Baisse du taux de profit
L’accumulation du capital ralentit fortement en Chine, en particulier dans l’industrie. Les chiffres de la croissance sont vraisemblablement truqués, incohérents avec l’annonce d’une chute en avril des exportations de 15 % et des importations de 12 % (par rapport à avril 2014). C’est la conséquence d’une baisse importante du taux de profit depuis une quinzaine d’années.

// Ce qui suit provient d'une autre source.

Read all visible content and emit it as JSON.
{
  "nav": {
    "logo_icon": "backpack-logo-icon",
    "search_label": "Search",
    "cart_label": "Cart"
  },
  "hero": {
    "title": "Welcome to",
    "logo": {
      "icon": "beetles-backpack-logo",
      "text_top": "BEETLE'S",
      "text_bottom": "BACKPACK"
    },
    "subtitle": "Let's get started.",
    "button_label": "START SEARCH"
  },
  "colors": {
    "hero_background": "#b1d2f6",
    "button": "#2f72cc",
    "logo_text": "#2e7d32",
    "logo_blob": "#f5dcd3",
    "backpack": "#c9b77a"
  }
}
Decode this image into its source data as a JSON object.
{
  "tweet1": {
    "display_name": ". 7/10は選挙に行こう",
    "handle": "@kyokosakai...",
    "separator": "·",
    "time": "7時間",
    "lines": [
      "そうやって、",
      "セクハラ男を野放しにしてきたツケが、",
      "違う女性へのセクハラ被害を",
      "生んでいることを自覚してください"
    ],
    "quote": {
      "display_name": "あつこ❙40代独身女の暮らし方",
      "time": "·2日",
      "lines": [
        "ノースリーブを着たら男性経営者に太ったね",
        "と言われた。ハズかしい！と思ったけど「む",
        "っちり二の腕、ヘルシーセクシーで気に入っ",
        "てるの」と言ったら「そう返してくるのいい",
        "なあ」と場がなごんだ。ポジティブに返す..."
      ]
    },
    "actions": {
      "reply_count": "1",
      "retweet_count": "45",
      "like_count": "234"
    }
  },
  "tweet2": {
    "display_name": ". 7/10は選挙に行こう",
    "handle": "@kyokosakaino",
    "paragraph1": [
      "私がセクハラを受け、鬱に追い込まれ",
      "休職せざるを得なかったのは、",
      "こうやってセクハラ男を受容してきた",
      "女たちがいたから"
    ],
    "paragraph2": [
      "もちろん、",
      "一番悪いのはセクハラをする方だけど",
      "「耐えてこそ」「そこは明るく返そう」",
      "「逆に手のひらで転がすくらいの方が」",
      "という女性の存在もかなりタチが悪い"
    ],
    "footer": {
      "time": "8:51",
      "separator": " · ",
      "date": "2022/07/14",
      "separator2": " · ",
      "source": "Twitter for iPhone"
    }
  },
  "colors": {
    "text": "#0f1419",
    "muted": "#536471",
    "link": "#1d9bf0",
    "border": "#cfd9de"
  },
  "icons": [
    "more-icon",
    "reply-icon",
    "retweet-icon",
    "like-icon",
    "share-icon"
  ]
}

Plusieurs facteurs expliquent cette baisse de la rentabilité du capital. La croissance très rapide des investissements (bien plus rapide que le PIB) a provoqué une hausse de la composition organique du capital : c’est le mécanisme de la baisse tendancielle du taux de profit décrit par Marx comme la loi fondamentale de l’économie capitaliste. De plus, les salaires ont augmenté fortement ces dernières années, résultat des luttes ouvrières. Avec la montée en gamme de l’économie chinoise, la demande de travailleurs qualifiés a augmenté. Cela les a placé en position de force, mais ce n’est pas le cas de toute la main-d’œuvre.
Les travailleurs non qualifiés venus de la campagne n’ont bien souvent pas de permis de travail et vivent dans la misère. Les travailleurs « informels » représentent aujourd’hui environ la moitié des travailleurs (contre 18 % en 2000) et reçoivent en moyenne un salaire trois fois moins élevé que les travailleurs qui ont un permis. Le ralentissement de l’économie chinoise ne permet plus d’absorber toute la main-d’œuvre qui vient des campagnes : le chômage augmente, autour de 10-15 % en moyenne dans les villes.
À cela s’ajoute l’augmentation des taxes et l’appréciation de la monnaie qui affectent la compétitivité des entreprises en Chine.
Crise de la dette
Stimulé par les bas taux d’intérêt, l’endettement public et privé a explosé ces dernières années, augmentant bien plus vite que le PIB. Depuis 2007, la dette totale a quadruplé pour atteindre 280 % du PIB. Cette explosion de la dette a d’abord alimenté une bulle immobilière impressionnante qui a dopé le secteur de la construction. La corruption des gouvernements locaux et la quête du profit des banques y ont fortement contribué. Dès 2011, de premiers signaux d’alerte étaient visibles, avec l’apparition de villes fantômes.
L’État chinois est parvenu pour l’instant à gérer « en douceur » l’éclatement de cette bulle, qui laisse des millions de mètres carrés inoccupés. Il a ensuite incité les Chinois à jouer les boursicoteurs, en faisant de la propagande et en facilitant les prêts. Des millions de Chinois se sont rués sur les marchés financiers, alimentant une bulle qui a dopé artificiellement la croissance via un « effet richesse » incitant les ménages à la dépense.
Gouvernement dans l’impasse
L’État chinois est pris dans une contradiction inextricable. D’un côté, il doit limiter progressivement le crédit pour éviter un éclatement des bulles trop brutal et désendetter en douceur le pays. D’un autre côté, il est tenté de se lancer dans une fuite en avant pour contenir la chute de la bourse. C’est cette seconde option que le gouvernement a choisi dans l’urgence : baisse des taux, ordres donnés aux banques de prêter, aux entreprises d’État de ne pas vendre leurs actions, etc.
La bureaucratie chinoise réagit comme n’importe quel gouvernement bourgeois, avec des remèdes de court terme qui aggravent le mal à moyen terme. La Chine n’échappera pas à une crise de grande ampleur dont nous voyons aujourd’hui les prémisses.